Catch c++ exception by allocating c memory error

Question

I allocate a char pointer for receiving data. When the data is too large, I'll receive the Segmentation fault (core dumped). I try to use a try catch block to catch the exception to avoid this kind of error, but the same error still shows. How do I catch this kind of exception?

#include<iostream>
using namespace std;

void setmemory(char* p, int num)
{
    p=(char*)malloc(num);
}

void test(void)
{
    char* str = NULL;
    setmemory(str,1);
    try{
        strcpy(str,"hello");
        cout << "str:" << str << endl;
    } catch (...) {
        str = NULL;
        cout << "Exception occured!" << endl;
    }
 }

 int main()
 {
    test();
    return 0;
 }

Answer 1

You cannot catch segmentation fault through exception... Exceptions are not designed to catch signals. For these cases you need special handling like calling signal handler etc...

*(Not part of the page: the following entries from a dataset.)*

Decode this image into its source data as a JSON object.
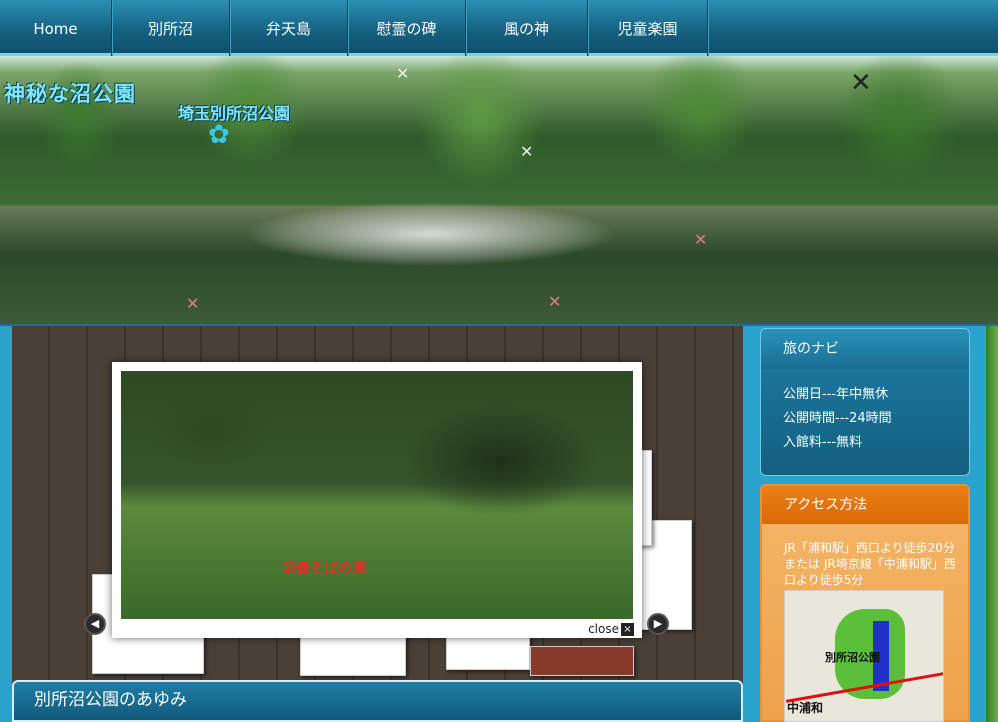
{
  "nav": {
    "items": [
      {
        "label": "Home"
      },
      {
        "label": "別所沼"
      },
      {
        "label": "弁天島"
      },
      {
        "label": "慰霊の碑"
      },
      {
        "label": "風の神"
      },
      {
        "label": "児童楽園"
      }
    ]
  },
  "banner": {
    "title": "神秘な沼公園",
    "subtitle": "埼玉別所沼公園"
  },
  "lightbox": {
    "caption": "宗像そばの滝",
    "close_label": "close",
    "close_icon": "×"
  },
  "section": {
    "title": "別所沼公園のあゆみ"
  },
  "sidebar": {
    "nav_box": {
      "title": "旅のナビ",
      "lines": [
        "公開日---年中無休",
        "公開時間---24時間",
        "入館料---無料"
      ]
    },
    "access_box": {
      "title": "アクセス方法",
      "text": "JR「浦和駅」西口より徒歩20分または JR埼京線「中浦和駅」西口より徒歩5分",
      "map_label": "別所沼公園",
      "map_station": "中浦和"
    }
  },
  "icons": {
    "prev": "◀",
    "next": "▶"
  }
}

Although there is a way to convert these signals into exceptions in C++. Following link would illustrate on this topic:-

https://code.google.com/p/segvcatch/

Example given in this:-

try
{
    *(int*) 0 = 0;
}
catch (std::exception& e)
{
    std::cerr << "Exception catched : " << e.what() << std::endl;
}

Anyway after getting segmentation fault it's better to go for debugging rather than continue with current execution and later be transported to realm of undefined behavior.

Answer 2

Generally catching of Segmentation Fault is bad idea because you have no guaranty that any data in your program still valid. So you cannot just intercept SIGSEGV signal and do you work as usual.

See more details here: How to catch segmentation fault in Linux?

Answer 3

You cannot catch a Segmentation fault in C++. A seg fault is a result of memory corruption due to a bad operation run by your program. At that point, the operating system has taken control of your program. You don't want to keep a program running after a seg fault because the state is unstable. You as the programmer need to avoid seg faults.

Answer 4

If the code you posted is your actual code, even if you allocated enough space, your code will not work correctly.

 void setmemory(char *p, int num)
 {
     p=(char*)malloc(num);
 }

  int main()
  {
    char* str = NULL;
    setmemory(str,1);
    //...
    strcpy(str,"hello");

We can stop right there. You are attempting to copy "hello" to a NULL pointer. You are not setting str to the allocated space, even though the setmemory function was called.

The proper way to do this (I will use the malloc , even though I don't recommend it) would be:

 void setmemory(char *&p, int num)
 {
     p=(char*)malloc(num);
 }

You need to pass the pointer by reference, otherwise p acts as a temporary variable, so setting p within the function will not propagate back to the caller.